TypeScriptのインターフェースとクラスの使い分けを徹底解説!初心者でも理解できるオブジェクト指向入門
生徒
「先生、TypeScriptにはクラスとインターフェースっていう機能があるって聞いたんですが、どう違うんですか?」
先生
「いい質問だね。クラスとインターフェースはどちらもオブジェクトを設計するときに使うけど、目的が少し違うんだ。」
生徒
「じゃあ、どんなときにクラスを使って、どんなときにインターフェースを使えばいいんですか?」
先生
「それをわかりやすく説明していくね。

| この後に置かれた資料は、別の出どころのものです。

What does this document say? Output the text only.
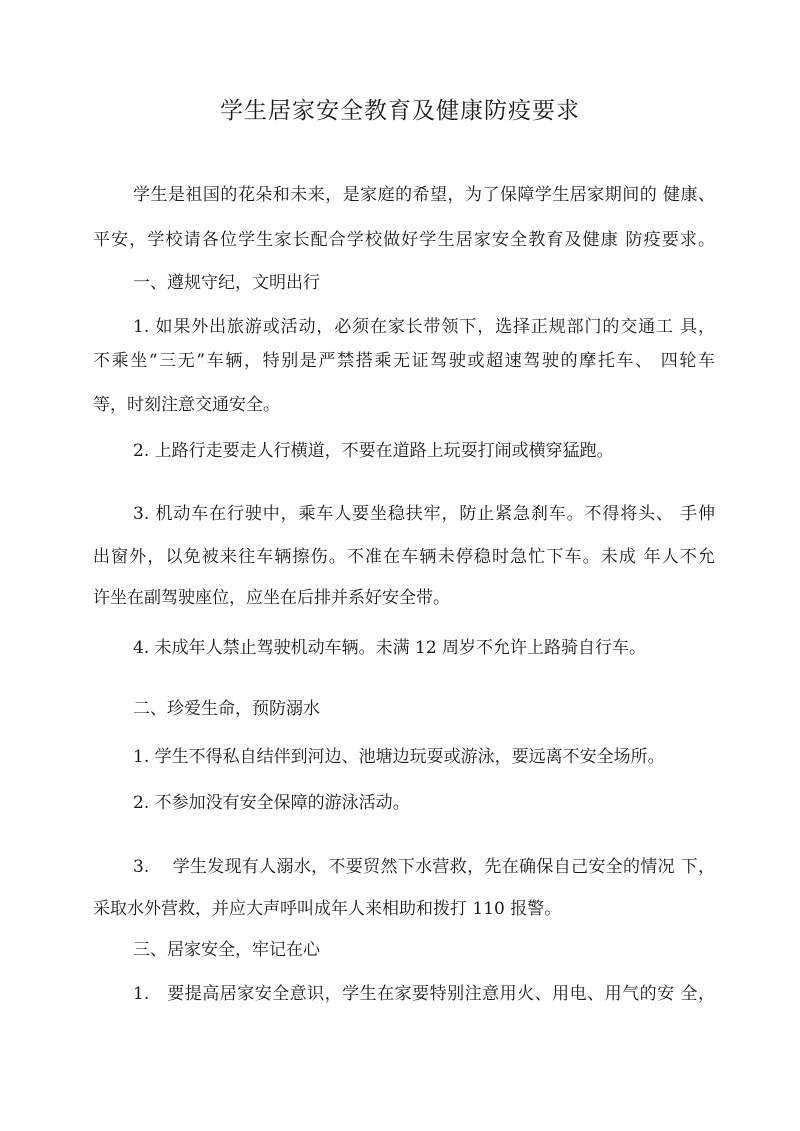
学生居家安全教育及健康防疫要求
学生是祖国的花朵和未来，是家庭的希望，为了保障学生居家期间的 健康、
平安，学校请各位学生家长配合学校做好学生居家安全教育及健康 防疫要求。
一、遵规守纪，文明出行
1. 如果外出旅游或活动，必须在家长带领下，选择正规部门的交通工 具，
不乘坐“三无”车辆，特别是严禁搭乘无证驾驶或超速驾驶的摩托车、 四轮车
等，时刻注意交通安全。
2. 上路行走要走人行横道，不要在道路上玩耍打闹或横穿猛跑。
3. 机动车在行驶中，乘车人要坐稳扶牢，防止紧急刹车。不得将头、 手伸
出窗外，以免被来往车辆擦伤。不准在车辆未停稳时急忙下车。未成 年人不允
许坐在副驾驶座位，应坐在后排并系好安全带。
4. 未成年人禁止驾驶机动车辆。未满 12 周岁不允许上路骑自行车。
二、珍爱生命，预防溺水
1. 学生不得私自结伴到河边、池塘边玩耍或游泳，要远离不安全场所。
2. 不参加没有安全保障的游泳活动。
3.　 学生发现有人溺水，不要贸然下水营救，先在确保自己安全的情况 下，
采取水外营救，并应大声呼叫成年人来相助和拨打 110 报警。
三、居家安全，牢记在心
1.　要提高居家安全意识，学生在家要特别注意用火、用电、用气的安 全，
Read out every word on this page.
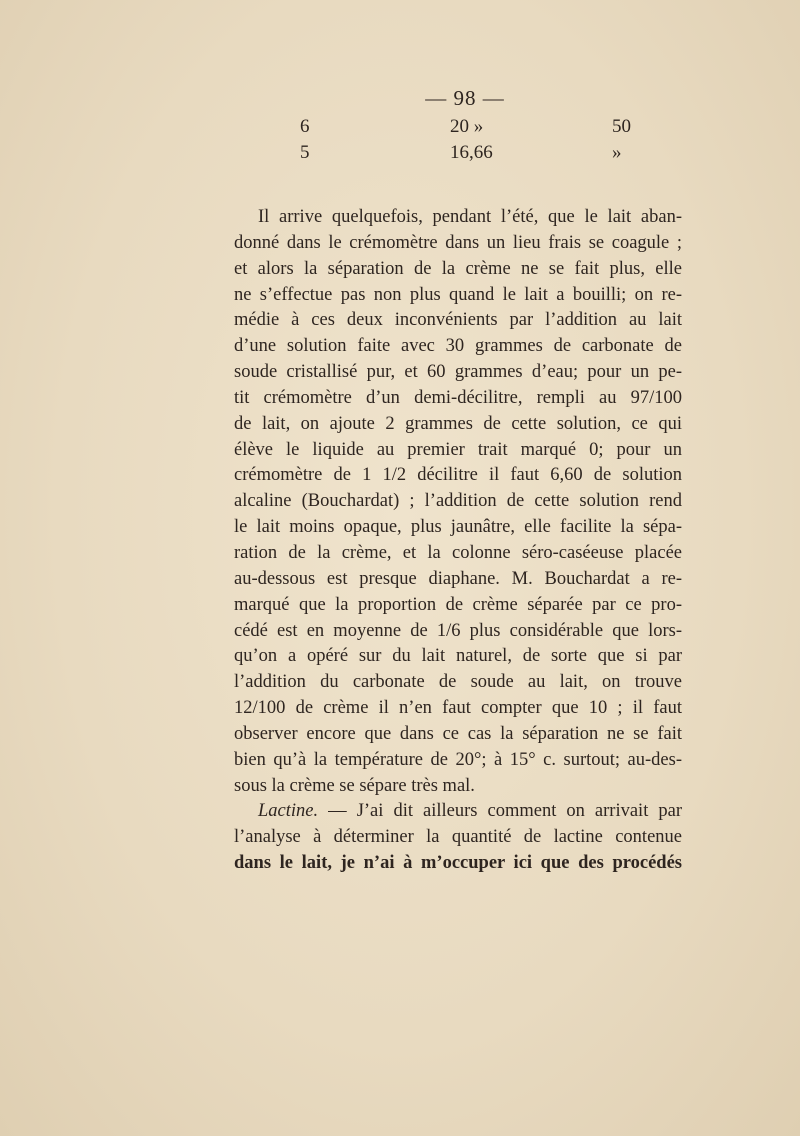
— 98 —
6	20 »	50
5	16,66	»
Il arrive quelquefois, pendant l’été, que le lait aban-
donné dans le crémomètre dans un lieu frais se coagule ;
et alors la séparation de la crème ne se fait plus, elle
ne s’effectue pas non plus quand le lait a bouilli; on re-
médie à ces deux inconvénients par l’addition au lait
d’une solution faite avec 30 grammes de carbonate de
soude cristallisé pur, et 60 grammes d’eau; pour un pe-
tit crémomètre d’un demi-décilitre, rempli au 97/100
de lait, on ajoute 2 grammes de cette solution, ce qui
élève le liquide au premier trait marqué 0; pour un
crémomètre de 1 1/2 décilitre il faut 6,60 de solution
alcaline (Bouchardat) ; l’addition de cette solution rend
le lait moins opaque, plus jaunâtre, elle facilite la sépa-
ration de la crème, et la colonne séro-caséeuse placée
au-dessous est presque diaphane. M. Bouchardat a re-
marqué que la proportion de crème séparée par ce pro-
cédé est en moyenne de 1/6 plus considérable que lors-
qu’on a opéré sur du lait naturel, de sorte que si par
l’addition du carbonate de soude au lait, on trouve
12/100 de crème il n’en faut compter que 10 ; il faut
observer encore que dans ce cas la séparation ne se fait
bien qu’à la température de 20°; à 15° c. surtout; au-des-
sous la crème se sépare très mal.
Lactine. — J’ai dit ailleurs comment on arrivait par
l’analyse à déterminer la quantité de lactine contenue
dans le lait, je n’ai à m’occuper ici que des procédés
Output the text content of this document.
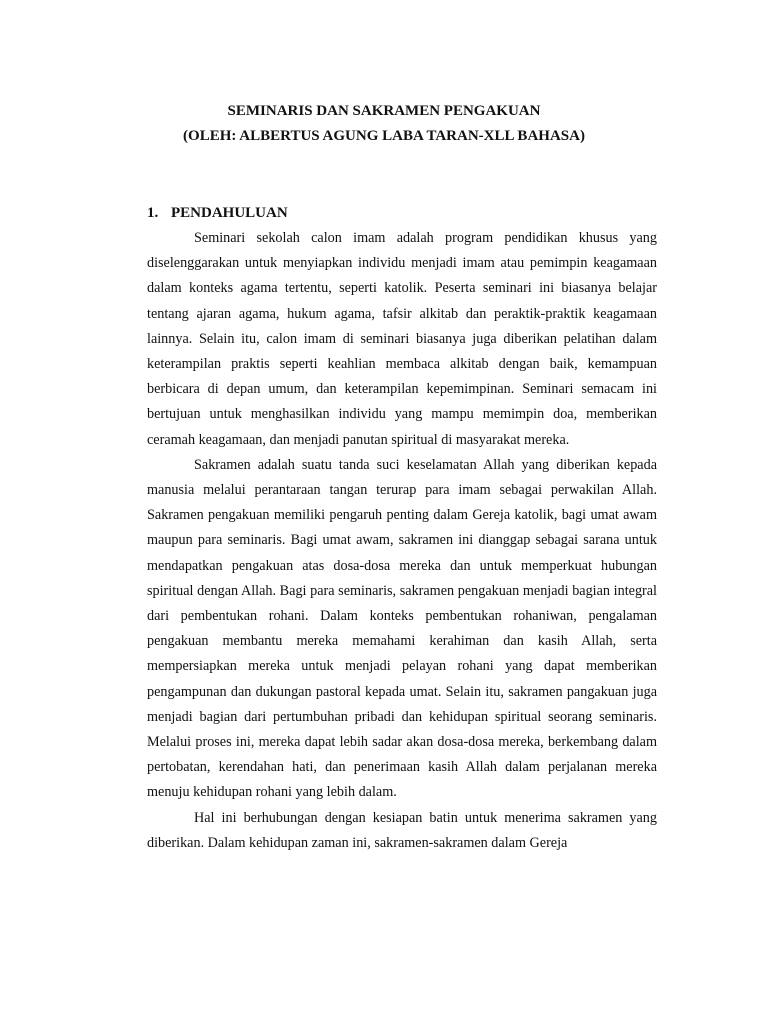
SEMINARIS DAN SAKRAMEN PENGAKUAN
(OLEH: ALBERTUS AGUNG LABA TARAN-XLL BAHASA)
1. PENDAHULUAN

Seminari sekolah calon imam adalah program pendidikan khusus yang diselenggarakan untuk menyiapkan individu menjadi imam atau pemimpin keagamaan dalam konteks agama tertentu, seperti katolik. Peserta seminari ini biasanya belajar tentang ajaran agama, hukum agama, tafsir alkitab dan peraktik-praktik keagamaan lainnya. Selain itu, calon imam di seminari biasanya juga diberikan pelatihan dalam keterampilan praktis seperti keahlian membaca alkitab dengan baik, kemampuan berbicara di depan umum, dan keterampilan kepemimpinan. Seminari semacam ini bertujuan untuk menghasilkan individu yang mampu memimpin doa, memberikan ceramah keagamaan, dan menjadi panutan spiritual di masyarakat mereka.

Sakramen adalah suatu tanda suci keselamatan Allah yang diberikan kepada manusia melalui perantaraan tangan terurap para imam sebagai perwakilan Allah. Sakramen pengakuan memiliki pengaruh penting dalam Gereja katolik, bagi umat awam maupun para seminaris. Bagi umat awam, sakramen ini dianggap sebagai sarana untuk mendapatkan pengakuan atas dosa-dosa mereka dan untuk memperkuat hubungan spiritual dengan Allah. Bagi para seminaris, sakramen pengakuan menjadi bagian integral dari pembentukan rohani. Dalam konteks pembentukan rohaniwan, pengalaman pengakuan membantu mereka memahami kerahiman dan kasih Allah, serta mempersiapkan mereka untuk menjadi pelayan rohani yang dapat memberikan pengampunan dan dukungan pastoral kepada umat. Selain itu, sakramen pangakuan juga menjadi bagian dari pertumbuhan pribadi dan kehidupan spiritual seorang seminaris. Melalui proses ini, mereka dapat lebih sadar akan dosa-dosa mereka, berkembang dalam pertobatan, kerendahan hati, dan penerimaan kasih Allah dalam perjalanan mereka menuju kehidupan rohani yang lebih dalam.

Hal ini berhubungan dengan kesiapan batin untuk menerima sakramen yang diberikan. Dalam kehidupan zaman ini, sakramen-sakramen dalam Gereja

サンプルコードも交えて一緒に学んでいこう!」
1. クラスとは?
TypeScriptのクラスは、オブジェクトを作るときの「設計図」のような役割を持っています。プロパティ(色や大きさなどの情報)と、メソッド(走る・止まるといった動き)をひとまとめにして管理できるため、初心者でも直感的に扱えるのが特徴です。
たとえば、現実の世界で考えると、家を建てるときには必ず設計図が必要ですよね。同じように、クラスがあれば決められた形のオブジェクトを何個でも作ることができます。複雑な処理を書く前に、まずは「何を持ち、どう動くか」を整理できる点が、クラスを使う大きなメリットです。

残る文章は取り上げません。